Pur non brillando particolarmente per lessico o stile, questo volume è senza dubbio una delle maggiori e più forti testimonianze della Storia, e al contempo il racconto di un’amicizia tanto salda da sfidare le convenzioni sociali e lo stesso destino.
A qualcuno sembrerà stonato l’accenno alla testimonianza in un romanzo, ma è sufficiente leggere l’interessante introduzione a cura di Arthur Koestler per intuire più di qualche accenno autobiografico nell’opera di Uhlman.
La novella si concentra principalmente sulla Svevia dei primi anni ’30; in particolare, la storia inizia in un liceo dove Hans, figlio di uno stimato medico ebreo, incontrerà Konradin, erede di una nobile e ricca famiglia ariana.
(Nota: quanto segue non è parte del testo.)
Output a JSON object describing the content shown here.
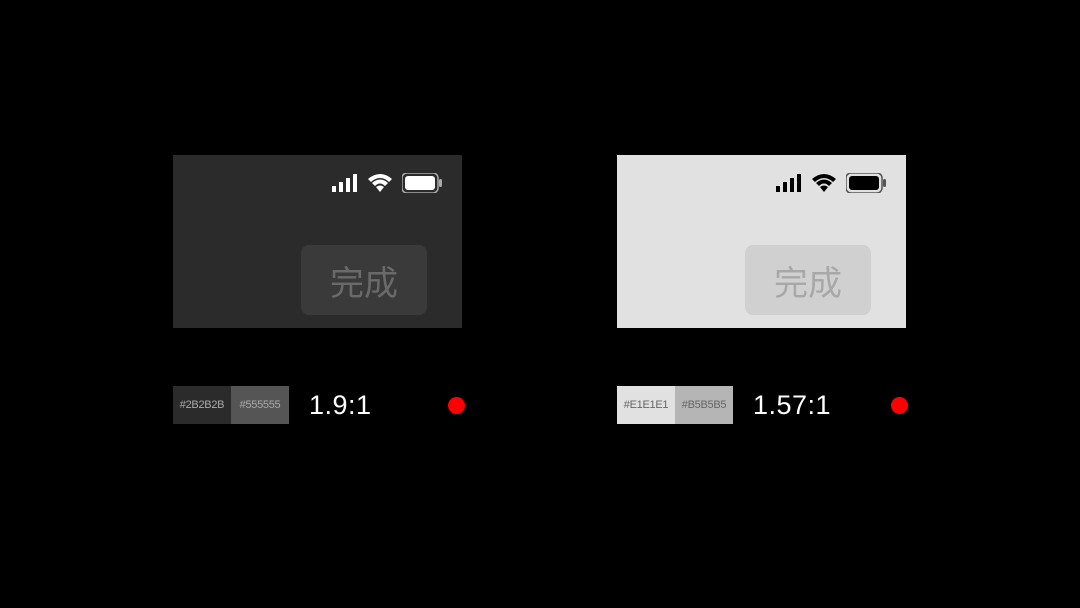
{
  "dark_panel": {
    "background": "#2B2B2B",
    "button_label": "完成",
    "swatch1": "#2B2B2B",
    "swatch2": "#555555",
    "ratio": "1.9:1",
    "status_fail": true
  },
  "light_panel": {
    "background": "#E1E1E1",
    "button_label": "完成",
    "swatch1": "#E1E1E1",
    "swatch2": "#B5B5B5",
    "ratio": "1.57:1",
    "status_fail": true
  },
  "icons": {
    "signal": "signal-icon",
    "wifi": "wifi-icon",
    "battery": "battery-icon"
  }
}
I due ragazzi sono entrambi solitari e riservati, ma sentiranno subito una forte connessione che li porterà in poco tempo a diventare amici inseparabili, a discapito di ogni pronostico fatto dai loro compagni e, soprattutto, della volontà della famiglia di Konradin che disprezza gli ebrei e dimostra apertamente il proprio supporto al neonato governo nazionalsocialista guidato da Adolf Hitler.
Grazie all’amicizia di Hans, Konradin inizierà a porsi delle domande sulla sua fede, sia religiosa che politica; e se pure all’apparenza si manterrà fermo nei suoi principi originari, al lettore viene concesso di scoprire fino a che punto le parole dell’amico lo abbiano segnato.
Dal canto suo, anche Hans otterrà un importante insegnamento -essere fieri della propria famiglia e non temere il giudizio degli estranei-, ma forse sarà in grado di comprenderlo appieno solo anni più tardi.
Il romanzo ripercorre poi la partenza di Hans per quello che era allora un lido sicuro per gli ebrei europei, gli Stati Uniti, per poi concludersi con il ricongiungimento all’amico, promesso nel titolo.
Data la brevità del libro e il suo focus diretto al rapporto tra Hans e Konradin, ai personaggi secondari viene dato ben poco spazio. Nonostante ciò, il dottor Schwarz riesce a conquistare l’attenzione e l’affetto del lettore, distinguendosi per la fiera appartenenza allo Stato tedesco; e se inizialmente pare essere miope di fronte alle violenze contro gli altri ebrei, poi dimostra la sua lungimiranza. E uno straordinario coraggio.
Tra i due protagonisti invece, ho scoperto a poco a poco di preferire Konradin: sebbene la storia segua sempre il suo POV, Hans si rivela un mero narratore, mentre Konradin gioca un ruolo ben più attivo e affronta una difficile evoluzione, sempre in modo discreto ed onesto.
Per dei protagonisti tanto positivi ed apprezzabili dal lettore, Uhlman introduce una schiera di antagonisti di prim’ordine, a cominciare dagli immancabili bulli a scuola. Ben più pericoloso il ruolo giocato dalla madre di Konradin e dal loro insegnante di storia, deciso ad inculcare nelle giovani menti dei suoi allievi gli ideali di superiorità della razza ariana.
Il volume in sé non è un vero romanzo: per la sua brevità lo si può giustamente considerare una novella, ma più nel dettaglio è una serie di ricordi che il narratore ormai adulto ripercorre con la memoria. Questo si evidenzia maggiormente per la presenza di dettagli chiari solo in alcuni episodi e per la quasi totale assenza di dialoghi.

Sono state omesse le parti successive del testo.